X_scaled = StandardScaler().fit_transform(X)
X_2d = PCA(n_components=2).fit_transform(X_scaled)

pc_df = pd.DataFrame(X_2d, columns=["PC1", "PC2"])
pc_df["target"] = y.values

centroids = pc_df.groupby("target")[["PC1", "PC2"]].mean()
c0 = centroids.loc[0].values
c1 = centroids.loc[1].values
centroid_distance = np.linalg.norm(c0 - c1)
print("Centroid distance (2D PCA space):", round(centroid_distance, 4))

plt.figure(figsize=(7, 5))
plt.scatter(pc_df.loc[pc_df["target"] == 0, "PC1"], pc_df.loc[pc_df["target"] == 0, "PC2"],
            s=20, alpha=0.55, color="#ef5350", label=data.target_names[0])
plt.scatter(pc_df.loc[pc_df["target"] == 1, "PC1"], pc_df.loc[pc_df["target"] == 1, "PC2"],
            s=20, alpha=0.55, color="#42a5f5", label=data.target_names[1])
plt.scatter([c0[0], c1[0]], [c0[1], c1[1]], s=180, marker="X", color=["#b71c1c", "#0d47a1"], label="Class centroids")
plt.plot([c0[0], c1[0]], [c0[1], c1[1]], "k--", linewidth=1.2, label=f"Distance = {centroid_distance:.2f}")
plt.xlabel("PC1")
plt.ylabel("PC2")
plt.title("Centroid Separation in 2D PCA Space")
plt.legend()
plt.show()

This gives a compact separability signal.

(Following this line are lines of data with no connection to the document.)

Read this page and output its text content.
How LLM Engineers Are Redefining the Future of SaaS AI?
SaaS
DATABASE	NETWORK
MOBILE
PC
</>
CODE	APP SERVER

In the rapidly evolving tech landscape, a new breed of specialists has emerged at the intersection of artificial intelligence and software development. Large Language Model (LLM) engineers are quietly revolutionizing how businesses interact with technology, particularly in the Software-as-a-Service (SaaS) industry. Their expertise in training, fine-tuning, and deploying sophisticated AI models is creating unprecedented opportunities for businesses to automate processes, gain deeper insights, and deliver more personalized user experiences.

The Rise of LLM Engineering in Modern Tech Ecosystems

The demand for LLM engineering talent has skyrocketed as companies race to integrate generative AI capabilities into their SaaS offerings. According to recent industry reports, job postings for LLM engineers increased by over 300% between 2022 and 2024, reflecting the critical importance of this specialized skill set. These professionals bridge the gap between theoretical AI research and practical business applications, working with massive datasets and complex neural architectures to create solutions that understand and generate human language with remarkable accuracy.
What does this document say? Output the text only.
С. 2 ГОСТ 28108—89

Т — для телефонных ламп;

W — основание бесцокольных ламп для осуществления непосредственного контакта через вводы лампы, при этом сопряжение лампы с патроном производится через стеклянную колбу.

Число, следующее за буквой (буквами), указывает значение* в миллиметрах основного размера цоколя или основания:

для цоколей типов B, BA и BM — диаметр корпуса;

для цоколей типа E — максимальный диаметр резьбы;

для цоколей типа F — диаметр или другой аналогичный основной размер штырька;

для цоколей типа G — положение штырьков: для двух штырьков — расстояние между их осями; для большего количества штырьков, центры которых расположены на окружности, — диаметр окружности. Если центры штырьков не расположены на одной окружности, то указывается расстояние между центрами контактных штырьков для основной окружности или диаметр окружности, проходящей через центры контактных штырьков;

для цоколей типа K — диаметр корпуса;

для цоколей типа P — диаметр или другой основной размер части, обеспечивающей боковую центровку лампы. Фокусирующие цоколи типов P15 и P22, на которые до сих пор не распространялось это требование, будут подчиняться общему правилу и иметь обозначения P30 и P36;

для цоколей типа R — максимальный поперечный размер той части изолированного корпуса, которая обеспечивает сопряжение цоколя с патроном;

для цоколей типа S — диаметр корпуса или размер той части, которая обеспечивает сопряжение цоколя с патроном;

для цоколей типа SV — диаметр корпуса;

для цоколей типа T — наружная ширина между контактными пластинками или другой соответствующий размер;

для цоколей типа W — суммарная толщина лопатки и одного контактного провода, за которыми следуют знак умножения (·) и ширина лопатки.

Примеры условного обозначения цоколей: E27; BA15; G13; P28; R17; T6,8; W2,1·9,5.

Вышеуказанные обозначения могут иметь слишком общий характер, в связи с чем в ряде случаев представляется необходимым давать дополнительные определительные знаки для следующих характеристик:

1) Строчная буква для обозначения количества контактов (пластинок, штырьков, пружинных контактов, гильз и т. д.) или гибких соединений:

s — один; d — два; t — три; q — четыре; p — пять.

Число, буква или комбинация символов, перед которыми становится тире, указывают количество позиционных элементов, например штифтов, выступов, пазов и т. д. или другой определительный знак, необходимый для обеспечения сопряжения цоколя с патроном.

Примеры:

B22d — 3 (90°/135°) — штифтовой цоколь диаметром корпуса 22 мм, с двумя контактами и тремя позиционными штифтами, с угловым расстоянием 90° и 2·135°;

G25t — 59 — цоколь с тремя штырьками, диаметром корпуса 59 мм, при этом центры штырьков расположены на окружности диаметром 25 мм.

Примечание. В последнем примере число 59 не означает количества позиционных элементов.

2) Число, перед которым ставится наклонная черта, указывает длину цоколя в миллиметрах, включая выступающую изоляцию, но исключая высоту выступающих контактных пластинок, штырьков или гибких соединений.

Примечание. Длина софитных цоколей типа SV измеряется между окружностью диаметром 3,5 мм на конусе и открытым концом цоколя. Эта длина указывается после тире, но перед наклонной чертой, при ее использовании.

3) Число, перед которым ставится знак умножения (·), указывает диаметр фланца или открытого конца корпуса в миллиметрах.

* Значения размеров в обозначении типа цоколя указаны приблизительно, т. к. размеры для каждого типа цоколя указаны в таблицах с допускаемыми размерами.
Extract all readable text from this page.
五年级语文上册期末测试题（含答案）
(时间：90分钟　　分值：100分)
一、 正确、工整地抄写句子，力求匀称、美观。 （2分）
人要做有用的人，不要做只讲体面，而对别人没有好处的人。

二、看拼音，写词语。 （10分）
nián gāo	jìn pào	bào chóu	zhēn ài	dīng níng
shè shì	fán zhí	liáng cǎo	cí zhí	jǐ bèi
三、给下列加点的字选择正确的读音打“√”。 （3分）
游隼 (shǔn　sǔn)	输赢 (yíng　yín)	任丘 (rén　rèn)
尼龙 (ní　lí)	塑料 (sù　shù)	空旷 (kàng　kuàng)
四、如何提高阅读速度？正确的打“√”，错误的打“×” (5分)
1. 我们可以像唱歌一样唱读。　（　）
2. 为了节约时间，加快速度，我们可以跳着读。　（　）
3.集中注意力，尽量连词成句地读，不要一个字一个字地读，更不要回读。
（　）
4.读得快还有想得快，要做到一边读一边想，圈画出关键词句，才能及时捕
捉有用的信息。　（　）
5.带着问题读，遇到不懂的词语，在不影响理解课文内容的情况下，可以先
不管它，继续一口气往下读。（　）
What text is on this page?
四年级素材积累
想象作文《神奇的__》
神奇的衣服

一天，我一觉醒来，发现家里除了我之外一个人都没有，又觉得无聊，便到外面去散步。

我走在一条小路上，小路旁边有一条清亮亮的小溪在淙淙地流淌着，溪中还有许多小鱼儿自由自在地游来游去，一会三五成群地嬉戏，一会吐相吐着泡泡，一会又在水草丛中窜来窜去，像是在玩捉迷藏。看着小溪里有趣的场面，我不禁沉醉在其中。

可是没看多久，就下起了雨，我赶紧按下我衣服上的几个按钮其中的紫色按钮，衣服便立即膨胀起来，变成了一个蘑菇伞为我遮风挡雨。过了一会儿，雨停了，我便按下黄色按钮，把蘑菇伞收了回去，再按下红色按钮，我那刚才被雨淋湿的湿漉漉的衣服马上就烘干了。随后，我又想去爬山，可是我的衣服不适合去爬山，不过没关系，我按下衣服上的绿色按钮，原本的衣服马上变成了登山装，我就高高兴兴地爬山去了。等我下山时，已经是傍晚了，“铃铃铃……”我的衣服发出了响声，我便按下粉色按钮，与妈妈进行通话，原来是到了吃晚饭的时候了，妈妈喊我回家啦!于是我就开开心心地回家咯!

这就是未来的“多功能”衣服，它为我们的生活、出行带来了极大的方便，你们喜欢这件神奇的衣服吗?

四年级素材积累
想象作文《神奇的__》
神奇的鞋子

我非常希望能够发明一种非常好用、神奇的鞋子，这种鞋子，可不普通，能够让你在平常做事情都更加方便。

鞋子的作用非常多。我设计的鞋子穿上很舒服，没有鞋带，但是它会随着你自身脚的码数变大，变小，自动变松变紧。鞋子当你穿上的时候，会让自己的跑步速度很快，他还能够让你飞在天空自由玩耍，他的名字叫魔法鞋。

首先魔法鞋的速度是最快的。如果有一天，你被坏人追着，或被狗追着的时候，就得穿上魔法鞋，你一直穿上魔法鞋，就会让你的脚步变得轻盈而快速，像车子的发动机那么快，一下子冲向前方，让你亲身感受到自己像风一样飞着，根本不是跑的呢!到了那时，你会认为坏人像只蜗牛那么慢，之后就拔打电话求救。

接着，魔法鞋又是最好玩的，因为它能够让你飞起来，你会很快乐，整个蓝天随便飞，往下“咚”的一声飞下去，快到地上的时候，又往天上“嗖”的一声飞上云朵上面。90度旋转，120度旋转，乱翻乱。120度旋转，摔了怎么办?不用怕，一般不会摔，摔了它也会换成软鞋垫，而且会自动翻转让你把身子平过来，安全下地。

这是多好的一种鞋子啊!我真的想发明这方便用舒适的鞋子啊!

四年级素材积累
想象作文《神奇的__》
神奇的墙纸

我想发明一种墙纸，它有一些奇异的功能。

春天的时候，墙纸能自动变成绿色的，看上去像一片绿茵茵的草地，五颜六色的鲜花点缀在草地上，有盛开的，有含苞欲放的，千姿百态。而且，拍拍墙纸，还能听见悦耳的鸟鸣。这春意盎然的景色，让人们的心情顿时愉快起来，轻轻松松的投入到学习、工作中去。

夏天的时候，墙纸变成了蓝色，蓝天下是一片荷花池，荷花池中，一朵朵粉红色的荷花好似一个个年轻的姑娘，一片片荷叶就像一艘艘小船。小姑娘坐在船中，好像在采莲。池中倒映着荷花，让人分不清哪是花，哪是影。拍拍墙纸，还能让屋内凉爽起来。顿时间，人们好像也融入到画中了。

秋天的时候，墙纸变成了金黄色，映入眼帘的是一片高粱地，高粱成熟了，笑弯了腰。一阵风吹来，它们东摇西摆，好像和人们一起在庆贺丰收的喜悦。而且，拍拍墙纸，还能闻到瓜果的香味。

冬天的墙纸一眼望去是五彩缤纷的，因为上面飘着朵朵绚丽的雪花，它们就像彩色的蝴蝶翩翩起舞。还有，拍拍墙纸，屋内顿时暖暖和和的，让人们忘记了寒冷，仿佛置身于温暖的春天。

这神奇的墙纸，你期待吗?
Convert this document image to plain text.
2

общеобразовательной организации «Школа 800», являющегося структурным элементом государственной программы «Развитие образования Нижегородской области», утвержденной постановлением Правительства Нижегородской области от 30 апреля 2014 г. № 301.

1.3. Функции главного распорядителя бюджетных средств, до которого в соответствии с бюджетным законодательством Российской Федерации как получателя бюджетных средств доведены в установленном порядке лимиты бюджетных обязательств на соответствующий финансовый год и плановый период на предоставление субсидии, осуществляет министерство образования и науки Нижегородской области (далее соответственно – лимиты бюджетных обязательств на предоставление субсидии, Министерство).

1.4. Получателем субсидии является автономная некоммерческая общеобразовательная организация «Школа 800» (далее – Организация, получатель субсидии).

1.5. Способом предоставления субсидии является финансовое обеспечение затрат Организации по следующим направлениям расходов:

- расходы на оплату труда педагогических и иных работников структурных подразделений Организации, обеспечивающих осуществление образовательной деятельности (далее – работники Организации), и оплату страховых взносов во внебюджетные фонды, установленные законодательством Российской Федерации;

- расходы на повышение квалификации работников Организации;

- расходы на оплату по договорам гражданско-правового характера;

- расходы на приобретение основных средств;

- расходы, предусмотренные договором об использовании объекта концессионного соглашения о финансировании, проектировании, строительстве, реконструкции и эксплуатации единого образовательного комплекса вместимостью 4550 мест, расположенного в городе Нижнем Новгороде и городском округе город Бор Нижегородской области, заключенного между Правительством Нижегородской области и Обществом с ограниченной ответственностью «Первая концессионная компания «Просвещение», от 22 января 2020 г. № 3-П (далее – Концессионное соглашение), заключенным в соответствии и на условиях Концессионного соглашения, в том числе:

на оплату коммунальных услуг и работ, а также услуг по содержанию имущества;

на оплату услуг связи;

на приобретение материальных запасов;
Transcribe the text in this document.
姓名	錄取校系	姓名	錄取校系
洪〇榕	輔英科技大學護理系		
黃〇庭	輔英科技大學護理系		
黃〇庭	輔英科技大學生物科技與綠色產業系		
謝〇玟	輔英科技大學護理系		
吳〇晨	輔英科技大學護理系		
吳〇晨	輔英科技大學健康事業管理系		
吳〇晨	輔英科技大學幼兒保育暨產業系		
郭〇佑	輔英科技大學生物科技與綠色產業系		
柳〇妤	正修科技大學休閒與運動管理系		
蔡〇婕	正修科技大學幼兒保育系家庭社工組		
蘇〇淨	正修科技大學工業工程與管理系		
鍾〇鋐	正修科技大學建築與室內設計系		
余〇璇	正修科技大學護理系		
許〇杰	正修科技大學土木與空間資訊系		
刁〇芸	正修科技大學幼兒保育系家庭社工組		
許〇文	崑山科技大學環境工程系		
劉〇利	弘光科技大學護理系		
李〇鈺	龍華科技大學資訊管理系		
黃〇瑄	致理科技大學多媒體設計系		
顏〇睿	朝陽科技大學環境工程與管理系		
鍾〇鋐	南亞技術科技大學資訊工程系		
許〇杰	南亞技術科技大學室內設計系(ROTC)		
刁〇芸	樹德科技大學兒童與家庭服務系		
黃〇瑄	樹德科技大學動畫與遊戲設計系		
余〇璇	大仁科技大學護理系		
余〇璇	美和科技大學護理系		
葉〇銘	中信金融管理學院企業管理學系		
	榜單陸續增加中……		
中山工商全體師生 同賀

Larger centroid distance usually supports easier class separation in reduced space.

Exercises for Practice

Exercise 1: Change n_components to 0.90, 0.95, and 0.99; compare retained components and CV accuracy.

Exercise 2: Force PCA to 2, 5, and 10 components; compare confusion matrices for each.

Exercise 3: Skip scaling intentionally and observe variance/loadings distortion.

Exercise 4: Compare top loadings for PC1 and PC2; write one interpretation sentence for each.

Exercise 5: Run 5-fold and 10-fold CV for baseline vs PCA-95%; compare stability.

Exercise 6: Replace Logistic Regression with SVC and test whether PCA helps speed and accuracy.

Exercise 7: Keep only top 5 raw features (no PCA) and compare with PCA-95% pipeline.

Exercise 8: Increase test_size from 0.2 to 0.3 and compare model drift with and without PCA.

Exercise 9: Repeat the same template on load_wine() and compare how many components are needed for 95% variance.

A practical PCA workflow is: scale first, inspect explained variance, pick components by retention target, validate against no-PCA baseline, and interpret loadings before final model decisions.